Como se os meus prazeres fossem inadequados

Como se o meu poeta fosse um amante sórdido, pouco charmoso, pai falho e inconsequente.

Não me olha…

Me olha!

Olha!

Não me fala assim,

Como se eu pudesse suportar o peso das memórias

Como se da sua boca eu pudesse receber a pior notícia

Imediata e irrevogável.

Por que eu posso.

Toma-me aquela chance que me deu dizendo

que poderia,

mas não queria existir num mundo onde não pudesse me amar.

Mas não me fala como se eu fosse

Inautêntica,

irreparável.

Não me fala…

Me fala!

Fala?!

29/01/22

Nem bruxa, nem fada

O relógio, juiz do tempo, imparcial tique-taquea para o paciente paliativo e para o indivíduo saudável. Por que eu… eu, mais uma mera semelhança humana, precisaria ser parcial com alguma causa ou coisa?

Eu queria poder ser mágica e também desencantada; nem bruxa, nem fada; me afixar no ponto mais central para não correr o risco de pendular para qualquer outra parte.
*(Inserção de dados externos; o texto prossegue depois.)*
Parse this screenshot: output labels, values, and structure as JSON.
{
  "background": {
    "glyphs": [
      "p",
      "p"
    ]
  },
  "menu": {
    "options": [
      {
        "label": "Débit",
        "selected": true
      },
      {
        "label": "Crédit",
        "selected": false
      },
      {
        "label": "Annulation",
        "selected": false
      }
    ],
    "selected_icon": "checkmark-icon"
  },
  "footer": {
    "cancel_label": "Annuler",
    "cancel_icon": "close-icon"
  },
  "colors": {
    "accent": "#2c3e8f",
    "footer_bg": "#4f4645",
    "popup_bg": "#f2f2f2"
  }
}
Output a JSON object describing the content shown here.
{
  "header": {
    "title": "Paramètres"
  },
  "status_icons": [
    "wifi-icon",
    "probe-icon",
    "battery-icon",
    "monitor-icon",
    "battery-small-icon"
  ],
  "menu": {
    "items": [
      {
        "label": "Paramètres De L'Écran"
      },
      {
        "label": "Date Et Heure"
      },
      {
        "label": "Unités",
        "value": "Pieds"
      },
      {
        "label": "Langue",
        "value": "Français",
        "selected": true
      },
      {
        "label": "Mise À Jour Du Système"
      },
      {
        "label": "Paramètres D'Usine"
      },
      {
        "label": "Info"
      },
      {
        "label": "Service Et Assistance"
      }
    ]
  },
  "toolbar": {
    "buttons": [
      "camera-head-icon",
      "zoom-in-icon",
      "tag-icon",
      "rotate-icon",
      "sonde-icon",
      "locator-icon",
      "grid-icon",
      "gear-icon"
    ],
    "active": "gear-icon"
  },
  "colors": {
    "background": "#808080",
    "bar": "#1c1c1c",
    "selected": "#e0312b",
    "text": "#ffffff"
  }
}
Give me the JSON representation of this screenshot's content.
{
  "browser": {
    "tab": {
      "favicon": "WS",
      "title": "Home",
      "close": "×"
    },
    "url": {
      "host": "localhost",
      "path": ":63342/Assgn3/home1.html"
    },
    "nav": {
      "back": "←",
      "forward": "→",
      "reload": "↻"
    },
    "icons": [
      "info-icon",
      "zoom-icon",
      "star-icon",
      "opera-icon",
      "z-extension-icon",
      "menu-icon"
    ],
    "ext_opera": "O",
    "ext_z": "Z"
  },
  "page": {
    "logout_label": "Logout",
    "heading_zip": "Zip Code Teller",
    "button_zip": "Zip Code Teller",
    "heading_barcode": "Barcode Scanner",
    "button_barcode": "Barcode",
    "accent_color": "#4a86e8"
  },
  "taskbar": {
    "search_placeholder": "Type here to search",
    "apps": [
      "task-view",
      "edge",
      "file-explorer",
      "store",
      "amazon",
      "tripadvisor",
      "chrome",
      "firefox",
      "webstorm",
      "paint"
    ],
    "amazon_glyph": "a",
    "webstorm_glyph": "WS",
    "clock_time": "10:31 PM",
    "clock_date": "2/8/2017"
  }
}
Até que, por várias vezes, me deixaram com as palavras na boca; até que fui alvo, sem pedir nem saber; até que incorrespondida e perdidamente me apaixonei pela primeira vez. Todos eram parciais com os seus fatos favoritos.
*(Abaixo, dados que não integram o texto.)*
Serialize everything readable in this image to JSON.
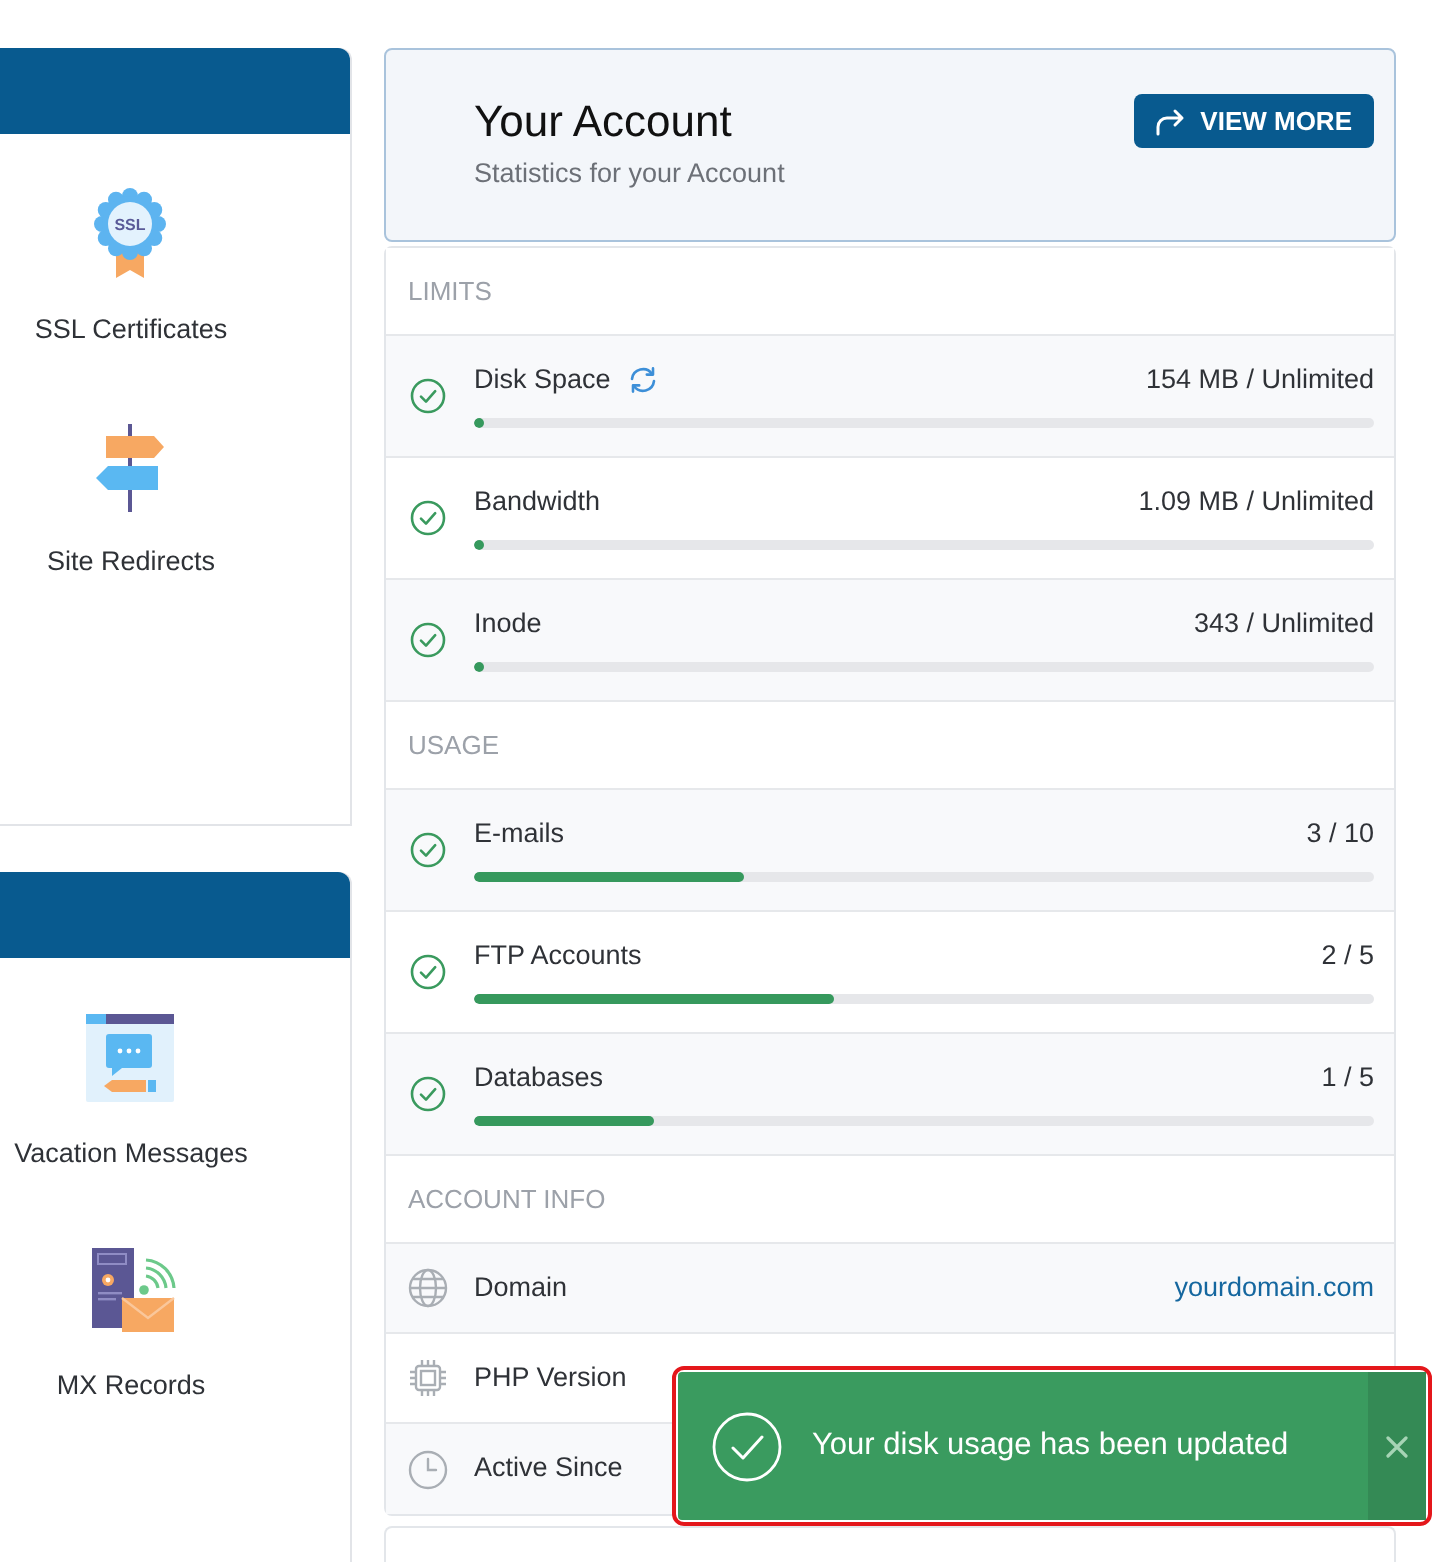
{
  "sidebar_panels": [
    {
      "items": [
        {
          "kind": "certificate",
          "label": "SSL Certificates",
          "badge_text": "SSL"
        },
        {
          "kind": "signpost",
          "label": "Site Redirects"
        }
      ]
    },
    {
      "items": [
        {
          "kind": "message",
          "label": "Vacation Messages"
        },
        {
          "kind": "server",
          "label": "MX Records"
        }
      ]
    }
  ],
  "account": {
    "title": "Your Account",
    "subtitle": "Statistics for your Account",
    "button": "VIEW MORE"
  },
  "sections": [
    {
      "heading": "LIMITS",
      "rows": [
        {
          "kind": "meter",
          "label": "Disk Space",
          "refresh": true,
          "value": "154 MB / Unlimited",
          "level": 0.01
        },
        {
          "kind": "meter",
          "label": "Bandwidth",
          "refresh": false,
          "value": "1.09 MB / Unlimited",
          "level": 0.01
        },
        {
          "kind": "meter",
          "label": "Inode",
          "refresh": false,
          "value": "343 / Unlimited",
          "level": 0.01
        }
      ]
    },
    {
      "heading": "USAGE",
      "rows": [
        {
          "kind": "meter",
          "label": "E-mails",
          "refresh": false,
          "value": "3 / 10",
          "level": 0.3
        },
        {
          "kind": "meter",
          "label": "FTP Accounts",
          "refresh": false,
          "value": "2 / 5",
          "level": 0.4
        },
        {
          "kind": "meter",
          "label": "Databases",
          "refresh": false,
          "value": "1 / 5",
          "level": 0.2
        }
      ]
    },
    {
      "heading": "ACCOUNT INFO",
      "rows": [
        {
          "kind": "info",
          "label": "Domain",
          "value": "yourdomain.com"
        },
        {
          "kind": "info",
          "label": "PHP Version"
        },
        {
          "kind": "info",
          "label": "Active Since"
        }
      ]
    }
  ],
  "toast": {
    "message": "Your disk usage has been updated",
    "highlighted": true
  }
}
Me percebi presa nas bordas exteriores, sem saber como participar. Escolher um time para a batalha não era minha virtude, mas mesmo que eu não jogasse, ainda poderia perder.
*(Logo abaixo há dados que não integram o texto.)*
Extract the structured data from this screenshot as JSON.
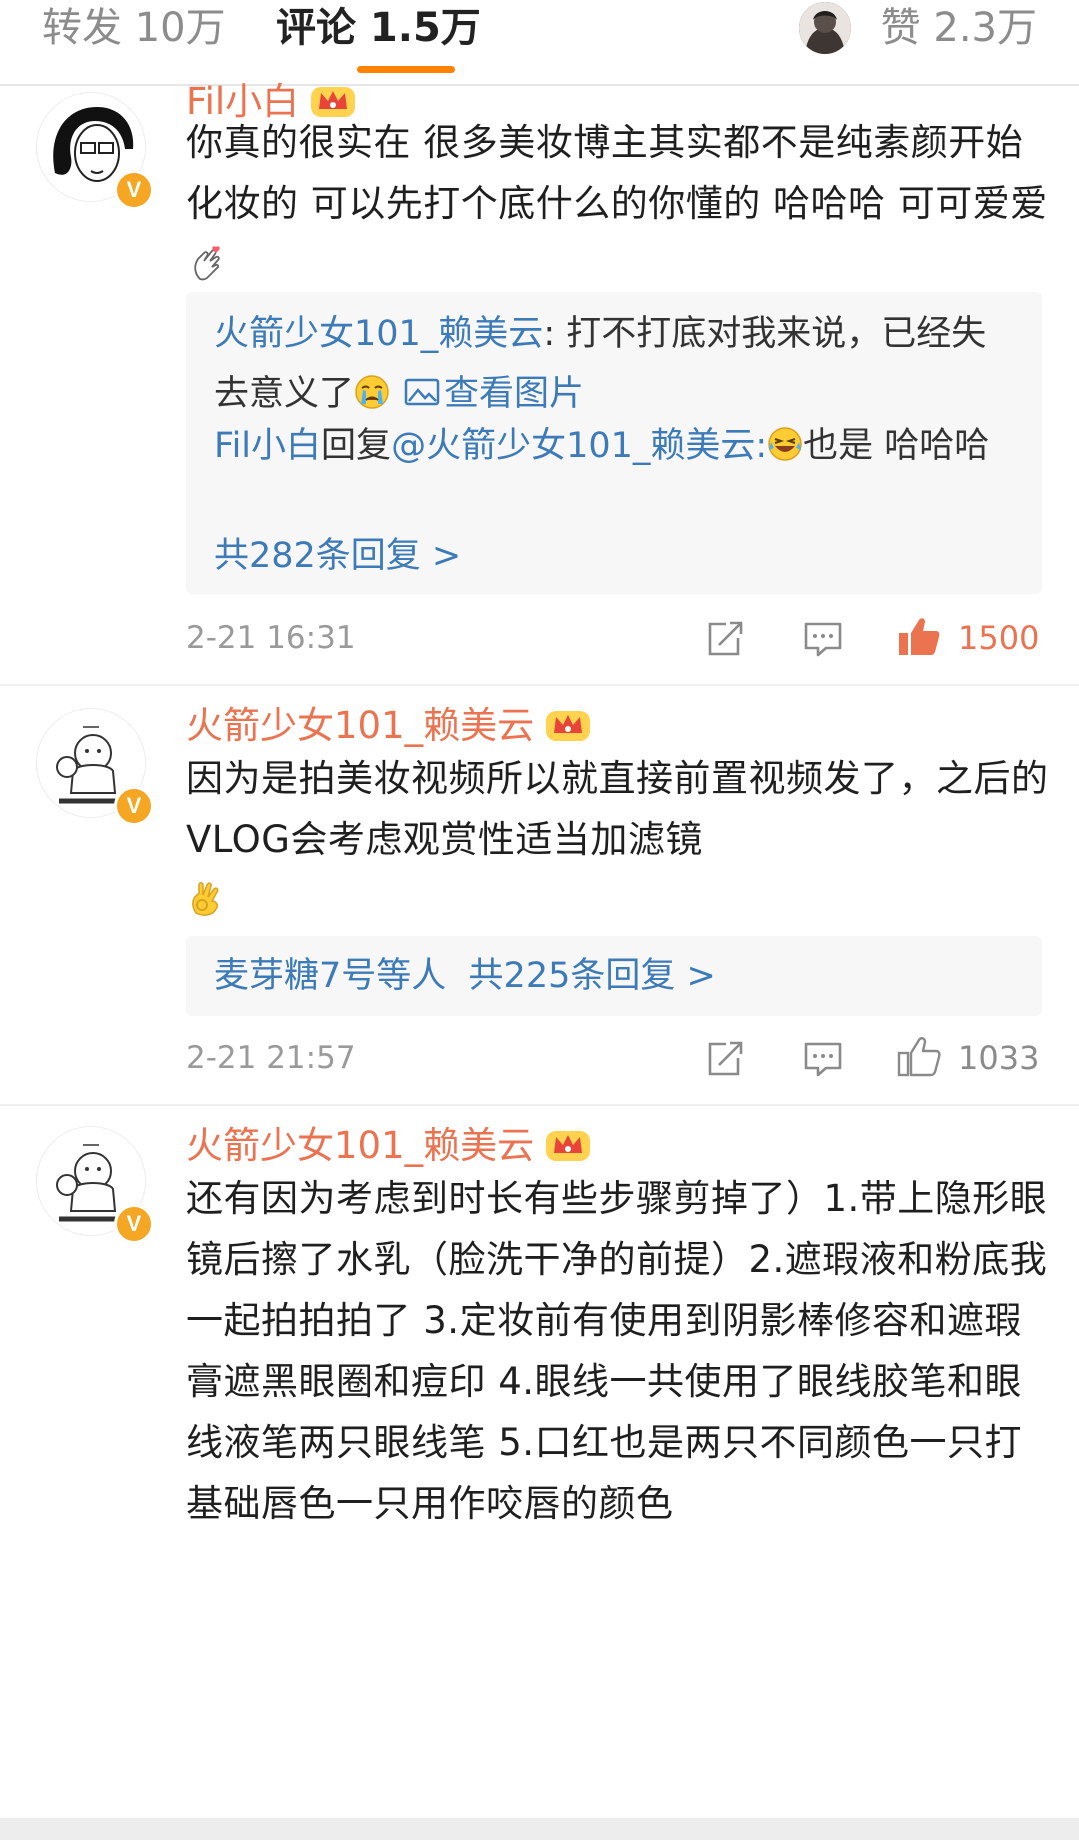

E sabe o quê? Não jogar, também era um jogo. Eu teria que me pôr a um lado, racionalizar a minha energia que seria consumida estando estática ou em queda livre.

Então ‘acordei’ querendo 'curar o mundo’ com uma 'massagem’ de cada vez - lúcida e despretensiosamente alucinada -, mesmo sabendo o quanto é lento, metódico e exaustivo.

11/10/21

Fronteiras

Fronteiras não mantém as pessoas lá fora... 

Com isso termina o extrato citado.